The Biden administration announced Thursday that employers who use algorithms and artificial intelligence to make hiring decisions risk violating the Americans with Disabilities Act if applicants with disabilities are disadvantaged in the process.
The majority of American employers now use the automated hiring technology — tools such as resume scanners, chatbot interviewers, gamified personality tests, facial recognition and voice analysis.
The ADA is supposed to protect people with disabilities from employment discrimination, but just 19 percent of disabled Americans were employed in 2021, according to the Bureau of Labor Statistics.
Kristen Clarke, the assistant attorney general for civil rights at the Department of Justice, which made the announcement jointly with the Equal Employment Opportunity Commission, told NBC News there is “no doubt” that increased use of the technologies is “fueling some of the persistent discrimination.”
“We hope this sends a strong message to employers that we are prepared to stand up for people with disabilities who are locked out of the job market because of increased reliance on these bias-fueled technologies,” she said.
The Biden administration is concerned that the widely used technology can screen out people who have disabilities that do not affect their ability to do the job; gamified personality tests could select against even slight mental disabilities, while software that tracks speech and body language could discriminate against physical disabilities that may be invisible to the naked eye.
“This is essentially turbocharging the way in which employers can discriminate against people who may otherwise be fully qualified for the positions that they’re seeking,” Clarke said.
EEOC Chair Charlotte Burrows said the message to employers is, “if you’re buying a product to look at employment decision-making with AI, check under the hood.” The EEOC released a 14-page technical assistance document Thursday that emphasizes that bias need not be intentional to be illegal.
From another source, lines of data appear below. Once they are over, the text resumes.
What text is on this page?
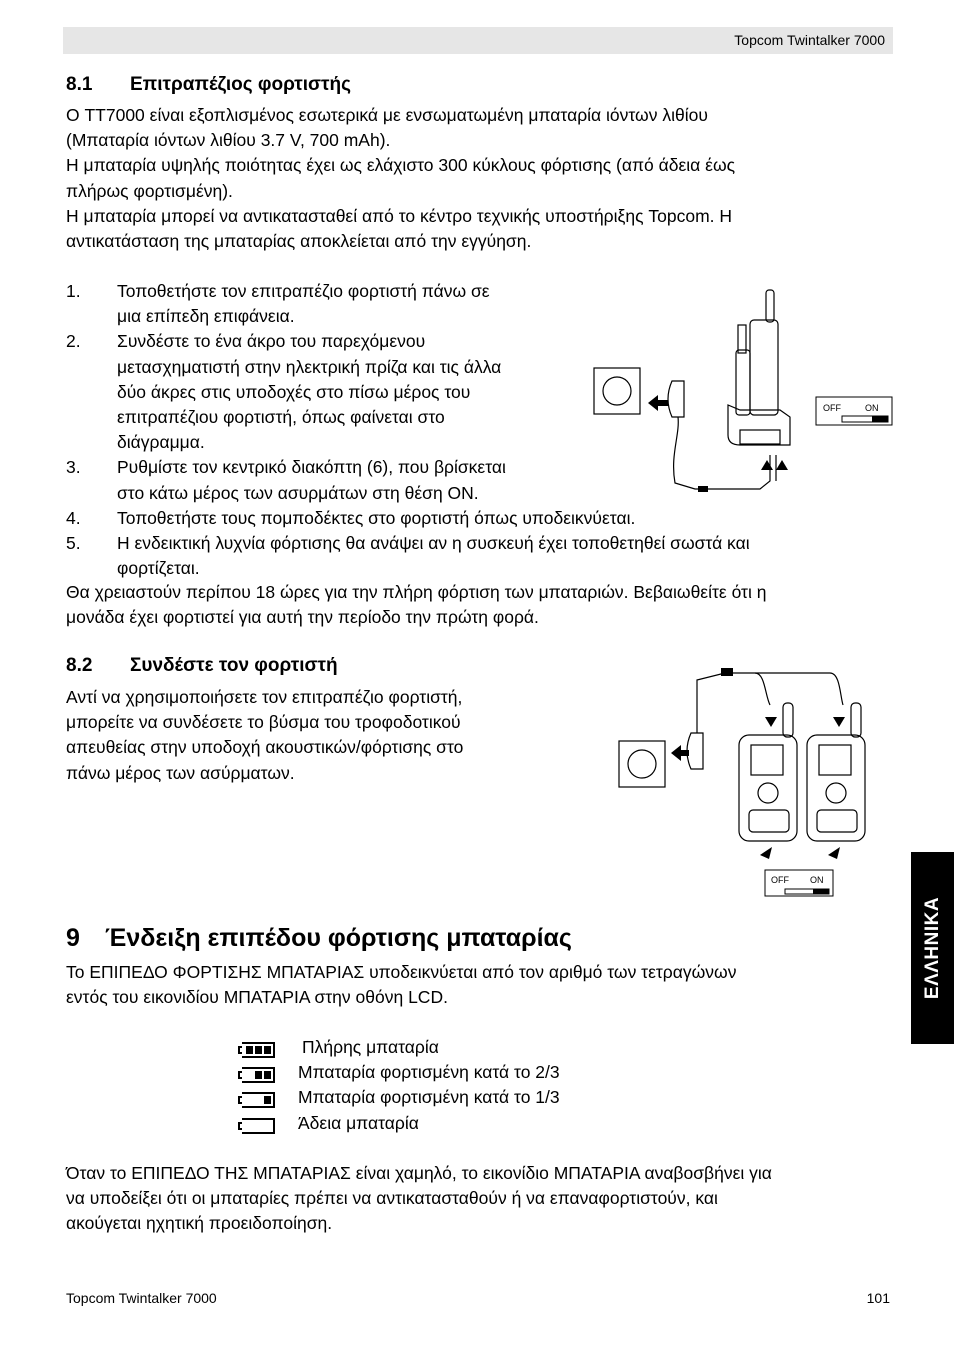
Topcom Twintalker 7000
8.1 Επιτραπέζιος φορτιστής
Ο TT7000 είναι εξοπλισμένος εσωτερικά με ενσωματωμένη μπαταρία ιόντων λιθίου
(Μπαταρία ιόντων λιθίου 3.7 V, 700 mAh).
Η μπαταρία υψηλής ποιότητας έχει ως ελάχιστο 300 κύκλους φόρτισης (από άδεια έως
πλήρως φορτισμένη).
Η μπαταρία μπορεί να αντικατασταθεί από το κέντρο τεχνικής υποστήριξης Topcom. Η
αντικατάσταση της μπαταρίας αποκλείεται από την εγγύηση.
1. Τοποθετήστε τον επιτραπέζιο φορτιστή πάνω σε
μια επίπεδη επιφάνεια.
2. Συνδέστε το ένα άκρο του παρεχόμενου
μετασχηματιστή στην ηλεκτρική πρίζα και τις άλλα
δύο άκρες στις υποδοχές στο πίσω μέρος του
επιτραπέζιου φορτιστή, όπως φαίνεται στο
διάγραμμα.
3. Ρυθμίστε τον κεντρικό διακόπτη (6), που βρίσκεται
στο κάτω μέρος των ασυρμάτων στη θέση ON.
4. Τοποθετήστε τους πομποδέκτες στο φορτιστή όπως υποδεικνύεται.
5. Η ενδεικτική λυχνία φόρτισης θα ανάψει αν η συσκευή έχει τοποθετηθεί σωστά και
φορτίζεται.
Θα χρειαστούν περίπου 18 ώρες για την πλήρη φόρτιση των μπαταριών. Βεβαιωθείτε ότι η
μονάδα έχει φορτιστεί για αυτή την περίοδο την πρώτη φορά.
OFF	ON
8.2 Συνδέστε τον φορτιστή
Αντί να χρησιμοποιήσετε τον επιτραπέζιο φορτιστή,
μπορείτε να συνδέσετε το βύσμα του τροφοδοτικού
απευθείας στην υποδοχή ακουστικών/φόρτισης στο
πάνω μέρος των ασύρματων.
OFF ON
9 Ένδειξη επιπέδου φόρτισης μπαταρίας
Το ΕΠΙΠΕΔΟ ΦΟΡΤΙΣΗΣ ΜΠΑΤΑΡΙΑΣ υποδεικνύεται από τον αριθμό των τετραγώνων
εντός του εικονιδίου ΜΠΑΤΑΡΙΑ στην οθόνη LCD.
Πλήρης μπαταρία
Μπαταρία φορτισμένη κατά το 2/3
Μπαταρία φορτισμένη κατά το 1/3
Άδεια μπαταρία
Όταν το ΕΠΙΠΕΔΟ ΤΗΣ ΜΠΑΤΑΡΙΑΣ είναι χαμηλό, το εικονίδιο ΜΠΑΤΑΡΙΑ αναβοσβήνει για
να υποδείξει ότι οι μπαταρίες πρέπει να αντικατασταθούν ή να επαναφορτιστούν, και
ακούγεται ηχητική προειδοποίηση.
ΕΛΛΗΝΙΚΑ
Topcom Twintalker 7000	101
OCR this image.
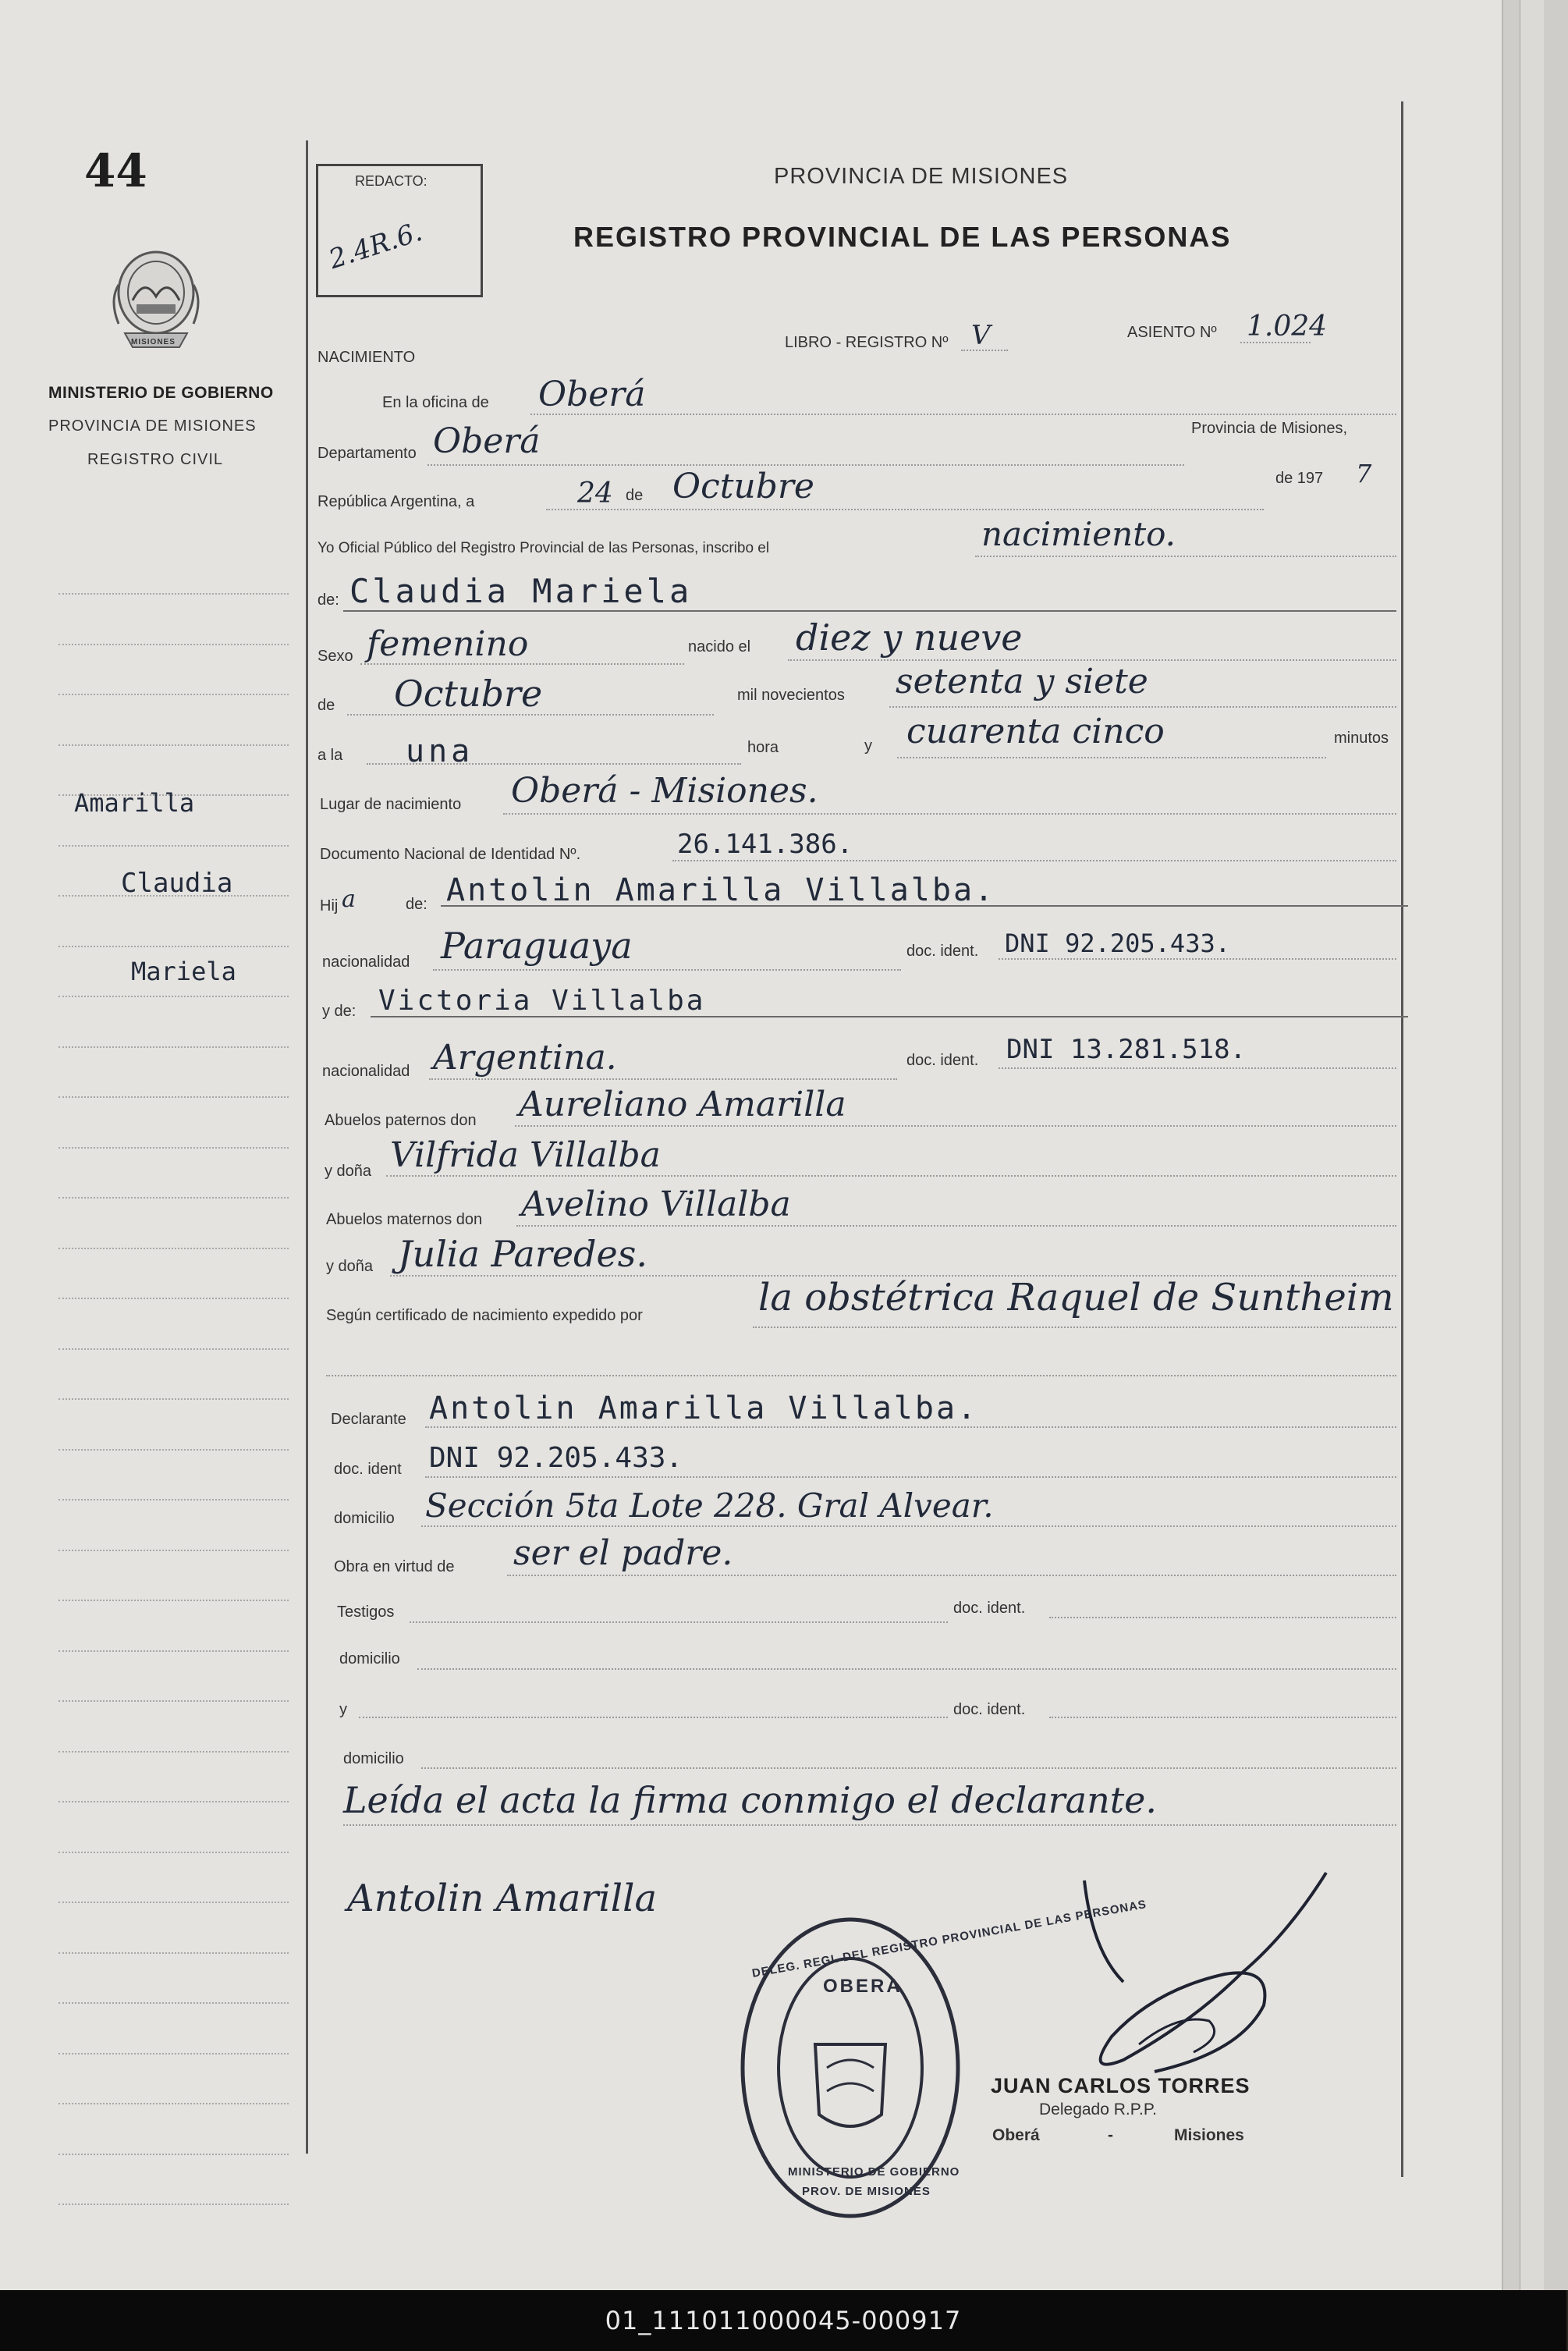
44
MISIONES
MINISTERIO DE GOBIERNO
PROVINCIA DE MISIONES
REGISTRO CIVIL
Amarilla
Claudia
Mariela
REDACTO:
2.4R.6.
PROVINCIA DE MISIONES
REGISTRO PROVINCIAL DE LAS PERSONAS
NACIMIENTO
LIBRO - REGISTRO Nº V	ASIENTO Nº 1.024
En la oficina de Oberá
Departamento Oberá	Provincia de Misiones,
República Argentina, a	24 de Octubre	de 197 7
Yo Oficial Público del Registro Provincial de las Personas, inscribo el	nacimiento.
de: Claudia Mariela
Sexo femenino	nacido el diez y nueve
de Octubre	mil novecientos setenta y siete
a la una	hora	y cuarenta cinco	minutos
Lugar de nacimiento Oberá - Misiones.
Documento Nacional de Identidad Nº.	26.141.386.
Hij a	de: Antolin Amarilla Villalba.
nacionalidad Paraguaya	doc. ident. DNI 92.205.433.
y de: Victoria Villalba
nacionalidad Argentina.	doc. ident. DNI 13.281.518.
Abuelos paternos don Aureliano Amarilla
y doña Vilfrida Villalba
Abuelos maternos don Avelino Villalba
y doña Julia Paredes.
Según certificado de nacimiento expedido por	la obstétrica Raquel de Suntheim
Declarante Antolin Amarilla Villalba.
doc. ident DNI 92.205.433.
domicilio Sección 5ta Lote 228. Gral Alvear.
Obra en virtud de ser el padre.
Testigos	doc. ident.
domicilio
y	doc. ident.
domicilio
Leída el acta la firma conmigo el declarante.
Antolin Amarilla	DELEG. REGI. DEL REGISTRO PROVINCIAL DE LAS PERSONAS
OBERA
MINISTERIO DE GOBIERNO
PROV. DE MISIONES
JUAN CARLOS TORRES
Delegado R.P.P.
Oberá	-	Misiones
01_111011000045-000917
“We are not trying to stifle innovation here, but also want to make absolutely clear that the civil rights laws still apply,” said Burrows.
The joint announcement is the product of months of investigation into the impact of automated hiring tools. Amid mounting concern from Congress, the public and state and local lawmakers, the EEOC launched an initiative in October to ensure that the emerging hiring tools comply with civil rights laws.
A week ago, the EEOC filed its first algorithmic discrimination case — an age-discrimination suit naming several Asia-based companies operating in New York under the brand name iTutorGroup. All defendants are allegedly owned or controlled by Ping An Insurance, the biggest insurance group in China.
Prosecutors allege that the iTutorGroup enterprise — which hires thousands of US-based tutors each year to provide English-language tutoring services to students in China —programmed application software to automatically reject female applicants over the age of 55 and male applicants over the age of 60 .
No company affiliated with the iTutorGroup brand responded to requests for comment.
Discrimination charges are not public until the EEOC decides to prosecute them — and there were no complaints about hiring technologies on the agency’s radar prior to 2021. It can be challenging for workers to claim discrimination in the hiring process, because applicants usually do not know why they were rejected, and what role technology may have played.
But experts say there is no such thing as an unbiased hiring algorithm, in part because the technology is built to predict successful employees based on data about what worked for the company in the past.
“The algorithm doesn’t have a theory of the world, or a concept for disability,” said Amir Goldberg, a Stanford Graduate School of Business associate professor who teaches a class on human resources technologies. “It just learns and predicts based on the data. If the data has biases, it will only reproduce the biases.”
A new wave of state and local legislation is trying to put guardrails on the fast-moving technology. A New York City law will require annual bias audits, while Maryland and Illinois have prohibited the use of facial recognition in video interviews without employee consent.
Absent federal regulation, a private sector-led initiative called the Data & Trust Alliance has agreed to more than 200 experts, as well as major businesses and institutions across industries — such as American Express, Walmart, Meta, CVS, the NFL and Comcast (the parent company of NBC News) to develop safeguards against algorithmic bias in workforce decisions.
“Whenever you say, ‘We would like to find a person who has the following expertise background,’ you have a ‘bias’ towards certain people,” said Jon Iwata, founding executive director of the Data & Trust Alliance. “What we want to identify and mitigate is unfair bias.”
Companies and AI vendors see the technology as key to increasing diversity in the workforce over the long run — a way for hiring managers to engage a wider pool of applicants while trimming out human emotional biases.
But the proprietary algorithms are still largely sold by outside vendors who are not subject to uniform audits or regulation — leaving officials, employers and employees in the dark about exactly how metrics like “employability scores” are calculated.
“The risks of snake oil are significantly high at this stage,” Goldberg said.